Someone mentioned to me today that Abraham Lincoln was a third-party candidate, so one never really knows what will happen, but, if my brief and rather superficial knowledge of United States history tells me anything, things were different in the spring of 1861. But I sort of agree with the late Joseph Sobran, that no one can really govern the current United States, with such immense power over 300 million-plus, concentrated in a few acres in Washington, D.C.. As I concluded a recent post, the whole Augean stables and the privileged class of our benighted rulers needs a thorough catharsis.
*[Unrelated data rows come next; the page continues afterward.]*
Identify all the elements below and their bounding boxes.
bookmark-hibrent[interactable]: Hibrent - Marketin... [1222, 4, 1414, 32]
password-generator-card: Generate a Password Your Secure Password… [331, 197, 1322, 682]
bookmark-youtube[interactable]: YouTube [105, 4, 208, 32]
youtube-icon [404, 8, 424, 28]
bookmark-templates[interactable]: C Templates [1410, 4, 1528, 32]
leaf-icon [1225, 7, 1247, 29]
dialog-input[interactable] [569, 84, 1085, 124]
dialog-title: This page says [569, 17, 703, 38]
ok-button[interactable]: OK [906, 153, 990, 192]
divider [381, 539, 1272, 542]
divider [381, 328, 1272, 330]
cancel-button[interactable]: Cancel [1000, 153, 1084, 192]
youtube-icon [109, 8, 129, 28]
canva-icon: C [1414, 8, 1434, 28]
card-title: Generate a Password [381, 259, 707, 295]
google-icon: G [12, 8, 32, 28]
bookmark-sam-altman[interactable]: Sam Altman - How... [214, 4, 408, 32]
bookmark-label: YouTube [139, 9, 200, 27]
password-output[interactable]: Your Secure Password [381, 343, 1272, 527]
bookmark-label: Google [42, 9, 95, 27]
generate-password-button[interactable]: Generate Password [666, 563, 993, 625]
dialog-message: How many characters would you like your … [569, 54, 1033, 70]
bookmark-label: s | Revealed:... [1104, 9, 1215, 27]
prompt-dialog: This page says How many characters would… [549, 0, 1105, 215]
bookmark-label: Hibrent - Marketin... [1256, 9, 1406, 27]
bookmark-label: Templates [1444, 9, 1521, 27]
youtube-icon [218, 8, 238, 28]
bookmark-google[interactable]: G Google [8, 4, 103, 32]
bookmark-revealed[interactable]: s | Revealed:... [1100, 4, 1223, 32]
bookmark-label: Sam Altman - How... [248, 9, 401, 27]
Will the fall of 2016 be the beginning of the fall of the Republic? I, and many others, wonder. Rome did not fall all at once on that fateful September day in 476 when the German ‘barbarian’ Odovacar, who was a soldier of the Roman army and spoke fluent Latin and so was not really a ‘barbarian’, deposed little Romulus Augustulus, the last Roman emperor, properly speaking. There are those who say Rome never ‘fell’ at all, pace Gibbon, but simply transformed, as things are always transforming, sometimes more significantly than others.
So I suppose we are in for just such a transformation, which may or may not be the end of the U.S., at least as we know, or have known, it, and I wonder if there is our very own Odovacar waiting in the wings…
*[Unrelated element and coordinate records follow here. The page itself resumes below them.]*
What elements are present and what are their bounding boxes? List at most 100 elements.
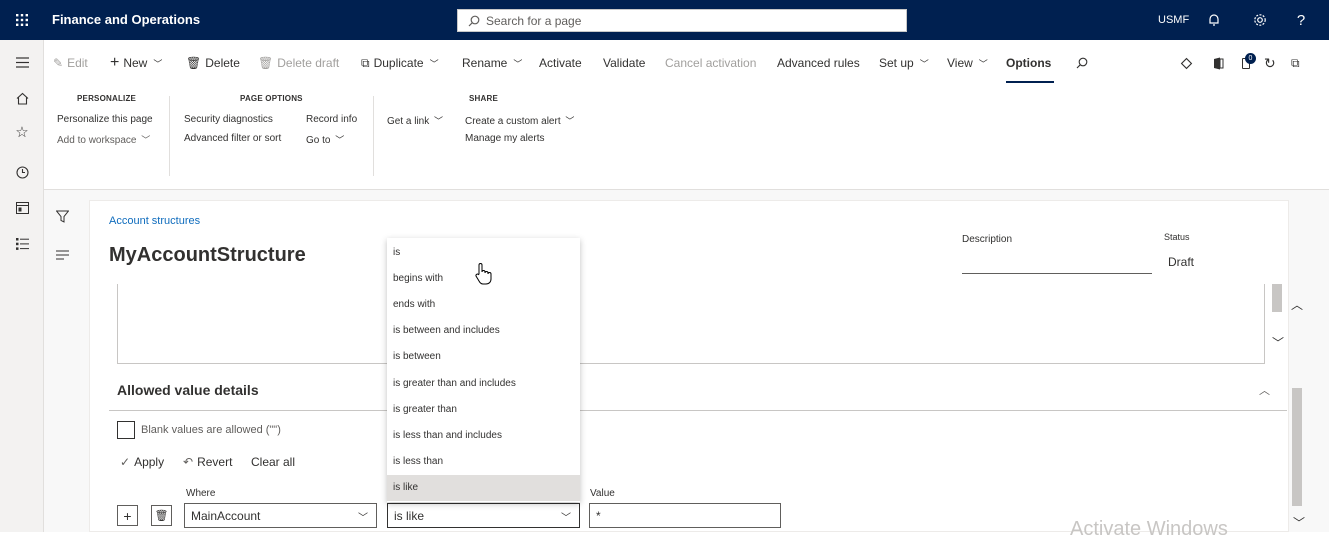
chevron-down-icon: ﹀ bbox=[1293, 516, 1306, 530]
chevron-down-icon: ﹀ bbox=[434, 116, 444, 126]
get-a-link-button[interactable]: Get a link ﹀ bbox=[387, 114, 443, 127]
office-button[interactable] bbox=[1212, 55, 1224, 71]
power-apps-button[interactable] bbox=[1180, 55, 1193, 71]
activate-button[interactable]: Activate bbox=[539, 55, 582, 71]
nav-menu-button[interactable] bbox=[0, 50, 44, 74]
nav-recent-button[interactable] bbox=[0, 160, 44, 184]
chevron-down-icon: ﹀ bbox=[919, 58, 929, 69]
company-picker[interactable]: USMF bbox=[1158, 14, 1189, 26]
filter-pane-button[interactable] bbox=[55, 210, 70, 226]
delete-button[interactable]: 🗑 Delete bbox=[186, 55, 240, 71]
value-input[interactable]: * bbox=[589, 503, 781, 528]
operator-select[interactable]: is like ﹀ bbox=[387, 503, 580, 528]
scroll-up-button[interactable]: ︿ bbox=[1291, 296, 1303, 313]
validate-label: Validate bbox=[603, 56, 646, 70]
operator-option[interactable]: is between bbox=[387, 344, 580, 370]
group-divider bbox=[169, 96, 170, 176]
breadcrumb[interactable]: Account structures bbox=[109, 215, 200, 227]
help-button[interactable]: ? bbox=[1291, 10, 1311, 30]
duplicate-button[interactable]: ⧉ Duplicate ﹀ bbox=[361, 55, 439, 71]
description-underline bbox=[962, 273, 1152, 274]
operator-option[interactable]: is greater than bbox=[387, 396, 580, 422]
scroll-down-button[interactable]: ﹀ bbox=[1272, 334, 1284, 351]
delete-row-button[interactable]: 🗑 bbox=[151, 505, 172, 526]
chevron-down-icon: ﹀ bbox=[561, 513, 571, 524]
operator-option[interactable]: is less than bbox=[387, 449, 580, 475]
nav-modules-button[interactable] bbox=[0, 232, 44, 256]
validate-button[interactable]: Validate bbox=[603, 55, 645, 71]
edit-button[interactable]: ✎ Edit bbox=[53, 55, 88, 71]
revert-button[interactable]: ↶ Revert bbox=[183, 455, 232, 469]
top-bar: Finance and Operations Search for a page… bbox=[0, 0, 1329, 40]
checkmark-icon: ✓ bbox=[120, 455, 131, 469]
options-label: Options bbox=[1006, 56, 1052, 70]
go-to-link[interactable]: Go to ﹀ bbox=[306, 133, 344, 146]
page-scrollbar-thumb[interactable] bbox=[1292, 388, 1302, 506]
segments-grid-scrollbar-thumb[interactable] bbox=[1272, 284, 1282, 312]
operator-option[interactable]: ends with bbox=[387, 291, 580, 317]
action-search-button[interactable] bbox=[1076, 55, 1088, 71]
allowed-value-details-header[interactable]: Allowed value details bbox=[117, 382, 259, 398]
nav-favorites-button[interactable]: ☆ bbox=[0, 120, 44, 144]
app-title[interactable]: Finance and Operations bbox=[52, 12, 200, 27]
advanced-rules-button[interactable]: Advanced rules bbox=[777, 55, 860, 71]
app-launcher-button[interactable] bbox=[0, 0, 44, 40]
record-info-link[interactable]: Record info bbox=[306, 114, 357, 125]
attachments-button[interactable]: 0 bbox=[1241, 53, 1256, 71]
apply-button[interactable]: ✓ Apply bbox=[120, 455, 164, 469]
diamond-icon bbox=[1180, 57, 1193, 69]
refresh-button[interactable]: ↻ bbox=[1264, 55, 1276, 71]
operator-option[interactable]: is less than and includes bbox=[387, 422, 580, 448]
security-diagnostics-link[interactable]: Security diagnostics bbox=[184, 114, 273, 125]
trash-icon: 🗑 bbox=[186, 56, 202, 70]
personalize-page-link[interactable]: Personalize this page bbox=[57, 114, 153, 125]
add-to-workspace-link[interactable]: Add to workspace ﹀ bbox=[57, 133, 150, 146]
collapse-section-button[interactable]: ︿ bbox=[1259, 382, 1270, 398]
delete-label: Delete bbox=[205, 56, 240, 70]
notifications-button[interactable] bbox=[1204, 10, 1224, 30]
settings-button[interactable] bbox=[1250, 10, 1270, 30]
view-button[interactable]: View ﹀ bbox=[947, 55, 988, 71]
waffle-icon bbox=[16, 14, 28, 26]
manage-alerts-link[interactable]: Manage my alerts bbox=[465, 133, 544, 144]
page-scroll-down-button[interactable]: ﹀ bbox=[1293, 514, 1305, 531]
rename-button[interactable]: Rename ﹀ bbox=[462, 55, 522, 71]
advanced-rules-label: Advanced rules bbox=[777, 56, 860, 70]
description-field[interactable] bbox=[962, 252, 1152, 272]
chevron-up-icon: ︿ bbox=[1259, 385, 1270, 397]
operator-option[interactable]: is like bbox=[387, 474, 580, 501]
operator-option[interactable]: is greater than and includes bbox=[387, 370, 580, 396]
status-label: Status bbox=[1164, 232, 1190, 242]
duplicate-label: Duplicate bbox=[373, 56, 424, 70]
edit-label: Edit bbox=[67, 56, 88, 70]
options-tab[interactable]: Options bbox=[1006, 55, 1051, 71]
advanced-filter-link[interactable]: Advanced filter or sort bbox=[184, 133, 281, 144]
page-title: MyAccountStructure bbox=[109, 244, 306, 266]
get-a-link-label: Get a link bbox=[387, 116, 430, 127]
nav-home-button[interactable] bbox=[0, 86, 44, 110]
chevron-down-icon: ﹀ bbox=[335, 135, 345, 145]
blank-values-checkbox[interactable] bbox=[117, 421, 135, 439]
where-value: MainAccount bbox=[191, 508, 261, 523]
clear-all-button[interactable]: Clear all bbox=[251, 455, 295, 469]
delete-draft-button[interactable]: 🗑 Delete draft bbox=[258, 55, 339, 71]
blank-values-label: Blank values are allowed ("") bbox=[141, 424, 281, 436]
create-custom-alert-link[interactable]: Create a custom alert ﹀ bbox=[465, 114, 574, 127]
nav-workspaces-button[interactable] bbox=[0, 196, 44, 220]
add-row-button[interactable]: + bbox=[117, 505, 138, 526]
chevron-down-icon: ﹀ bbox=[358, 513, 368, 524]
new-button[interactable]: + New ﹀ bbox=[110, 54, 162, 71]
cancel-activation-button[interactable]: Cancel activation bbox=[665, 55, 756, 71]
set-up-button[interactable]: Set up ﹀ bbox=[879, 55, 929, 71]
set-up-label: Set up bbox=[879, 56, 914, 70]
open-new-window-button[interactable]: ⧉ bbox=[1291, 55, 1300, 71]
create-custom-alert-label: Create a custom alert bbox=[465, 116, 561, 127]
operator-value: is like bbox=[394, 508, 425, 523]
page-search-box[interactable]: Search for a page bbox=[457, 9, 907, 32]
chevron-down-icon: ﹀ bbox=[565, 116, 575, 126]
list-pane-button[interactable] bbox=[56, 250, 69, 263]
filter-icon bbox=[55, 210, 70, 223]
left-navigation: ☆ bbox=[0, 40, 44, 532]
where-select[interactable]: MainAccount ﹀ bbox=[184, 503, 377, 528]
operator-option[interactable]: is between and includes bbox=[387, 318, 580, 344]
I was teaching the document on the priesthood from Vatican II the other day, and was pleased to be reminded that the natural requirements listed for candidates for the priesthood, an authoritative role if ere there was one (or should be), overlapped quite nicely with the ones I listed in my recent post on the requirements for leadership: As the decree, Presbyterorum Ordinis, states, praising “certain virtues” which “contribute a great deal” to the perfection of the priesthood:
such as goodness of heart, sincerity, strength and constancy of mind, zealous pursuit of justice, affability, and others
But, alas, the Thomas Mores of this world are few and far between. We live with the rulers we have, and whom God in His mysterious providence, sends, either as a reward or a punishment or, like many things, a bit of both.
Here’s hoping that whoever is elected will steer the United States away from its Obama-esque descent into crony socialism, or what the great Pope Saint John Paul II termed ‘state capitalism’, with the worst of both. If one would like to read the dire effects of over-governmental interference in the economy, however well-intended, peruse this grim article on Venezuela, which has by any number of measures the worst economy in the entire world. This was all predicted by the prescient Maggie Thatcher, who once declared with droll British humour that the problem with socialism is that you eventually run out of other people’s money.
People will sometimes ask me, to whom does a country owe its debt? That is a complex question, and Deacon Chabot has his own take on that. But you may read in said article that the current Presidente of Venezuela, Nicolas Maduro, who succeeded the tragic-comical-pathetic Hugo Chavez (Maduro claims to hear Chavez’ voice guiding him from the afterlife), now has to decide whether to pay his Chinese creditors (who prefer payments in oil, rather than the near-worthless Bolivar), or to feed the once-prosperous country’s schoolchildren.
But if you want a rather Catholic take on the reality behind the quasi-‘socialist’ hero Robin Hood, who would ‘rob from the rich and give to the poor’, check out Ms. Balestri’s article on the English crusader and his band of merry men.
Mary, conceived without sin, pray for us who have recourse to thee.
Our Lady of the Immaculate Conception, patron of the United States, ora pro nobis!